「慣習」って何なのさ?


東国原宮崎県知事は、12月の行われる次回の宮崎県知事選挙に出馬しないことを表明したようである。要するに、2期目には突入しないということだ。

マスコミや世間は、あたかもそれを知事の職を「辞める」だとか「投げ出す」かのように報道している。だが、それは違うんじゃないか?制度的には、任期は4年である。ということは、とりあえず4年間を全うすれば良いわけである。次の選挙に出馬して再選を目指すかどうかは、自身の考えで自由である。

それをあたかも、1期だけしか務めないとは投げ出しだ!みたいな感じで受け取られるのはおかしいと思う。長けりゃ長いで多選批判をするくせに。別に、任期さえ全うすれば、次の選挙に出るも出ないも自由。出た所で、そこは有権者の判断。必ずしも再選されるとは限らない。

「任期」に対する世間の考え方には、高校時代から疑問を感じてきた。自治会長の任期。任期は半年である。7月選挙で選ばれた人は翌年1月末日まで。1月選挙で選ばれた人は7月末日まで。俺以前の会長が1年務めたのは、あくまで「慣習」として2期務めたからである。だから、半年の任期さえ全うすれば、次の選挙に出るも出ないも自由。2期務める義務はない。

それを当時の顧問は真っ向から否定した。最初の確執はそこである。「半年で辞められたら困る」と。契約のイロハをわかっていない。あの契約は期間が定められていたものであり、更新するかしないかは双方に自由に選ぶ権利が与えられている。だから、半年で終わろうが、文句を言われる筋合いはない。

ちなみに、俺の選挙は10月15日。本来なら7月選挙の任期であるのだが、7月は誰もいないため、空白のままここまで延びたのだ。だから、任期は1月31日まで。そこで、そのような主張をしたのだ。別に俺は1年続ける気はなかったし。やるべき改革をさっさとやって少しでも早く辞めて隠居生活をしようと考えていたからだ。あの騒動が起きる前、もっといえば選挙に出る前からそれは思っていた。

「慣習」はあくまでも慣習であり、制度はまた別にある。優先されるべきは制度であって、慣習を守らないからといって、非難することはおかしい。また、非難される筋合いもない。このことを我々はしっかり再認識するべきだ。

慣習についてさらにいうならば、学校を卒業し、「就職」するのはあくまで慣習であって、そんな決まりはない。ある程度の年齢になったら結婚するのも、あくまで慣習であり、そんな決まりはない。別に食べていけるなら、必ずしも就職して正社員になる必要もない。昨日聞いた話でも、定時社員として鉄道会社に勤務して生活している人もいるそうだ。別に必ずしも結婚する必要もない。

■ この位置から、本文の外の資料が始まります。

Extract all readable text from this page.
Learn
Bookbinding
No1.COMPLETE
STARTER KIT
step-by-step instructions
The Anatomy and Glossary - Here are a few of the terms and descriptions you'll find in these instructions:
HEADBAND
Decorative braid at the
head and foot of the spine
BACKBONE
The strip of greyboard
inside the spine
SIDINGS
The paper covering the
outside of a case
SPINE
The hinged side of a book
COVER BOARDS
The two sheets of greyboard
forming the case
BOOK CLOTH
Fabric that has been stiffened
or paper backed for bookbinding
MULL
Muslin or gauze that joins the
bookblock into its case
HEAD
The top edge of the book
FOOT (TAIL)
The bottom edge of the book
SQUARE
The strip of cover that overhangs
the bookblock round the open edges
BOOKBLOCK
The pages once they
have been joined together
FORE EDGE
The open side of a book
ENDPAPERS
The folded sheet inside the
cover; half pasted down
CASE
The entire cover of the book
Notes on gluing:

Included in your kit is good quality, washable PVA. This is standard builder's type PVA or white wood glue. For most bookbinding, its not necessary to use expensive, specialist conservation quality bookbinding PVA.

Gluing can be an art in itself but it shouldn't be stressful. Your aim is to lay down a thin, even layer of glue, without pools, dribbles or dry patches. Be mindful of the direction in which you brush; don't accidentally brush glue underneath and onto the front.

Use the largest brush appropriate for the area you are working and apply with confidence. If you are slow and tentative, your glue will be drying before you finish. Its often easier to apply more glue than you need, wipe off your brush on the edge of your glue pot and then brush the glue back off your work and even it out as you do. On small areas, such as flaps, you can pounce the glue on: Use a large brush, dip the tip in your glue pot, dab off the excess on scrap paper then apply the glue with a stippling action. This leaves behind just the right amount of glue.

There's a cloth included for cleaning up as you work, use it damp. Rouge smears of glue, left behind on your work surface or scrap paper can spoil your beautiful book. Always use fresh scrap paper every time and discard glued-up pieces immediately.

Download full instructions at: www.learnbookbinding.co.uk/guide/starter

勝手に慣習を決まりごとのように捉えるから、勝手に負い目を感じることになる。全て決定権は自分にある状態、常に自分のコントローラーは自分で持て!という話だ。他人に決められたり、論評されるために生きているわけではないのだ。

俺が公人になりたくないのはそういう理由。自分の生き様を他人に論評されたくないし、また、論評される筋合いもない。「1人で映画に行った」と言って、「友達いないの?」なんて言われるのは、大きなお世話だ。彼女がいないことを負けだと言われるのも、大きなお世話だ。単位落としたことをとやかく言われるのも、大きなお世話。自分の評価は自分で下す。